Li Ming, 31, jumped from a building in Zhengzhou in the east-central Chinese Henan province, according to China Labor Watch (CLW). The organization even posted a video, which reportedly showed Li’s corpse lying on the snow and a crowd gathered around it, the Telegraph reported.

CLW spoke to the deceased’s father, who confirmed his death but gave no information regarding what motivated the worker to take his life. Li was working for Foxconn for the past two months and lived in one of the dormitories provided by the company. It was not immediately known whether Li himself was involved in manufacturing iPhones.

The factory, where Li worked, manufactured Apple’s iPhone X — the latest model in its series, which was launched in December 2017. Apparently, almost 50 percent of Apple’s iPhones were manufactured in the factories in Zhengzhou. A reported 350,000 workers work on production lines in the city to make 350 units per minute.

Foxconn factories in China have a long, controversial history of worker suicides in the past. In July 2009, a Foxconn communications department worker named Sun Danyong, 25, died by suicide. He jumped from his apartment building after he was beaten up by factory guards for allegedly losing an iPhone prototype.

In 2010, 14 employees working for Foxconn died by suicide, most of them by jumping off buildings.
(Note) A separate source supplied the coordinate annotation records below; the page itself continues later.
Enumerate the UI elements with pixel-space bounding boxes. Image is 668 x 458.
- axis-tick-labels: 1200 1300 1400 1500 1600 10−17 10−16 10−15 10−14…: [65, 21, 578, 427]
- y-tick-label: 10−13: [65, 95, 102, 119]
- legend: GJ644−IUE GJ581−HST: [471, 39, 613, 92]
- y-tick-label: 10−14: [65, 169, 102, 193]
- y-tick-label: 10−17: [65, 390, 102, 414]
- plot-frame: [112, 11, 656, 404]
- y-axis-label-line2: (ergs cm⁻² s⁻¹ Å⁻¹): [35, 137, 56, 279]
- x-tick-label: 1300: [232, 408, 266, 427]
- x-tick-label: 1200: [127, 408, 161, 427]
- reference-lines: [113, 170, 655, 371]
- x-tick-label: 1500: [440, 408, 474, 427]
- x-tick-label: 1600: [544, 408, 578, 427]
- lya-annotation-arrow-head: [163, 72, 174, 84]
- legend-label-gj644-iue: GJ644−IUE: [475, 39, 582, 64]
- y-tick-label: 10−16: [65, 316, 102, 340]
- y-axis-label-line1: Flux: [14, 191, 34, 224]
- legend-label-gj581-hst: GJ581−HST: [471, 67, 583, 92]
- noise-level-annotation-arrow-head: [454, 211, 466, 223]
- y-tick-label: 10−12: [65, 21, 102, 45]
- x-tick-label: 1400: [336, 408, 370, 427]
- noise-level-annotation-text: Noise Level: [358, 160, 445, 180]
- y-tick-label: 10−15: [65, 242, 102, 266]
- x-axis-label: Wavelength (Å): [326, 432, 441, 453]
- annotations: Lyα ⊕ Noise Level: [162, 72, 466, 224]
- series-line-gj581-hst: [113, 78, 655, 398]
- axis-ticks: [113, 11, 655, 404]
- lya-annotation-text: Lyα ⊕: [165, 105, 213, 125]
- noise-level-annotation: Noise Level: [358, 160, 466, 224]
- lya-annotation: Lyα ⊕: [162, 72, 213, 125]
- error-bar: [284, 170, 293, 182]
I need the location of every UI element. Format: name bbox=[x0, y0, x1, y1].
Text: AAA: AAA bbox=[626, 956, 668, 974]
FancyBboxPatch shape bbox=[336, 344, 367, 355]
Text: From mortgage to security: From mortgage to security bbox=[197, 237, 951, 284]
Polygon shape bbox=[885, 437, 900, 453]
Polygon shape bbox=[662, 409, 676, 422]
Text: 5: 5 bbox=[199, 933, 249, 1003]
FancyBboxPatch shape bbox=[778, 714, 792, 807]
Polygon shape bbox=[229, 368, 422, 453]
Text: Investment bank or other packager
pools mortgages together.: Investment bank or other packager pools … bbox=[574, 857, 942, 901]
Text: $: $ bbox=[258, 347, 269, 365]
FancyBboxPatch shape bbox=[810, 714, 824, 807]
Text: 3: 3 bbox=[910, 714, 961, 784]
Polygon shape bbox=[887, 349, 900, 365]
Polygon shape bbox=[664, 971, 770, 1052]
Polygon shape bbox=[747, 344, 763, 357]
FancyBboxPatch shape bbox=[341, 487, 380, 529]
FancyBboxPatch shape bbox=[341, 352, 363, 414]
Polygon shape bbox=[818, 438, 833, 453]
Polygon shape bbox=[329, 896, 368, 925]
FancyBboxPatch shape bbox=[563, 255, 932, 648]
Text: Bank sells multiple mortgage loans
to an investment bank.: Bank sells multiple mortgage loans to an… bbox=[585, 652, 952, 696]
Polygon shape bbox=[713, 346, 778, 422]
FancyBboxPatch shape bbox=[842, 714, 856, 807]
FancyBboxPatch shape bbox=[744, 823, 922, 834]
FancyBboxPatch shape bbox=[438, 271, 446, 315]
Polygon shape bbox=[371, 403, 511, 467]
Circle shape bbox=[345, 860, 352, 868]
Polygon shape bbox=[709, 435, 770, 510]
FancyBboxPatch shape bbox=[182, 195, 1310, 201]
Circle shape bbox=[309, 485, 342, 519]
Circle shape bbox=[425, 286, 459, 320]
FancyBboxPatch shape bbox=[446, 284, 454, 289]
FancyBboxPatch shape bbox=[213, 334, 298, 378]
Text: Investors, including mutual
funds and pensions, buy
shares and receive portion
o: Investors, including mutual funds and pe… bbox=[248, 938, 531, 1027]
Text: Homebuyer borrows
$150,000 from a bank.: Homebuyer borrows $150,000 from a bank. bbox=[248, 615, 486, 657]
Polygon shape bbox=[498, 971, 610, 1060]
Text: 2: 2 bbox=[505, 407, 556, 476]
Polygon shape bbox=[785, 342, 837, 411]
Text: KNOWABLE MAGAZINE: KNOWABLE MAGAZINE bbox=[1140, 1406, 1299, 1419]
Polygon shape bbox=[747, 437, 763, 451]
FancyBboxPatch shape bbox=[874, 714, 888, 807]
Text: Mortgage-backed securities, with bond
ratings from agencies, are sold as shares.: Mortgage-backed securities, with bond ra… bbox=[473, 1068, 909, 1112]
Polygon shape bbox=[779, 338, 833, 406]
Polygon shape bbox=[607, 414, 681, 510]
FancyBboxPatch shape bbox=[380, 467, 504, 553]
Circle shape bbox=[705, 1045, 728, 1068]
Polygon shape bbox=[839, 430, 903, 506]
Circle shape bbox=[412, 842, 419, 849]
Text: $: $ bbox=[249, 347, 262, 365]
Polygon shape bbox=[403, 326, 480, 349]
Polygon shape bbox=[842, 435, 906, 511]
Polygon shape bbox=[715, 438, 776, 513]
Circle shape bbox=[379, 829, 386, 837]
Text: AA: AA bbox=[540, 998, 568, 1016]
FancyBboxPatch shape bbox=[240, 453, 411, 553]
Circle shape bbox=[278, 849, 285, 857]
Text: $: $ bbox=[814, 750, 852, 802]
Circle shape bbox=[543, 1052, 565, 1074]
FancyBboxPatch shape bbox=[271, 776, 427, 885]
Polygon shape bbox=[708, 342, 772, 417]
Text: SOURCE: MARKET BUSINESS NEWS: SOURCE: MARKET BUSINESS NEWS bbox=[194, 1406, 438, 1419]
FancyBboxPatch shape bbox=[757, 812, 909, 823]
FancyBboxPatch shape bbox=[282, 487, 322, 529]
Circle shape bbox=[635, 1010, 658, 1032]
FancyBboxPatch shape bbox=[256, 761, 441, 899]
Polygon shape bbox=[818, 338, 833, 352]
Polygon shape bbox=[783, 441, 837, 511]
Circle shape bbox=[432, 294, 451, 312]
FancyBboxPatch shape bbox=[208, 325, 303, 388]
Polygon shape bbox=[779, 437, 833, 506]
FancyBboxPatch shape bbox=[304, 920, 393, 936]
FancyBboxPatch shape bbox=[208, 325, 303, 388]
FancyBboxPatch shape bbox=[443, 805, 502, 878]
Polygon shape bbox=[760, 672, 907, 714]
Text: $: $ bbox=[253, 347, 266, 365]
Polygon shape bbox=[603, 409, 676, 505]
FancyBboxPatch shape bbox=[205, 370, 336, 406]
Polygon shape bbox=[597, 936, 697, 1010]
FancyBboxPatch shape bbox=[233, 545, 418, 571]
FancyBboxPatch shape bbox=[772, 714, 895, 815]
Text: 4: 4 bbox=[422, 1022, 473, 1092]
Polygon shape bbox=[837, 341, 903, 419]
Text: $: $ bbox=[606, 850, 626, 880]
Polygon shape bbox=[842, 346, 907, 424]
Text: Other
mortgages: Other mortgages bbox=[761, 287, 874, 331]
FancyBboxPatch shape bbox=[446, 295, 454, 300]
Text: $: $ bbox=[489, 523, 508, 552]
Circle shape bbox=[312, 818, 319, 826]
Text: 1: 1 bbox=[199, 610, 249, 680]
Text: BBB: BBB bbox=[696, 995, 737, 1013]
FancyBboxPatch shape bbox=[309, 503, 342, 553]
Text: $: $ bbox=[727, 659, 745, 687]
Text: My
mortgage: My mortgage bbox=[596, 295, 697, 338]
After being embroiled in accusations of running their factories like a “sweatshop,” Foxconn erected nets around its Shenzhen factory buildings, designed to prevent suicide jumps in 2011. Although the rate of worker suicides went down, four workers still ended up taking their lives since then.

In the beginning of the following year, a group of 150 workers in a Foxconn factory in Wuhan, in Hubei province, China, protested against working conditions by standing on the roof of a factory building and threatening to commit suicide. As it turned out, 600 of the factory’s workers were being relocated to a place with horrible living conditions.

"The assembly line ran very fast and after just one morning we all had blisters and the skin on our hand was black,” one of the factory workers told the Telegraph on the condition of anonymity. “The factory was also really choked with dust and no one could bear it.”

Former Apple CEO Steve Jobs had shown concern over the continuous cases of worker suicides being reported in Foxconn factories.

“We are on top of this… Foxconn is not a sweatshop. It's a factory – but my gosh, they have restaurants and movie theatres... but it's a factory. But they've had some suicides and attempted suicides – and they have 400,000 people there. The rate is under what the US rate is, but it's still troubling."

A month before iPhone X was set to hit the market in 2017, reports of teenagers working 11 hours a day to assemble the units came out. Six high school students, ranging from ages 17 to 19, said they worked extensively long hours at a Foxconn factory in Zhengzhou, China, something that is illegal in the country.

They were reportedly told by their school “work experience” of three months at the factory was mandatory for their graduation.

“We are being forced by our school to work here,” an 18-year-old student who assembled up to 1,200 iPhone X cameras per day. “The work has nothing to do with our studies.”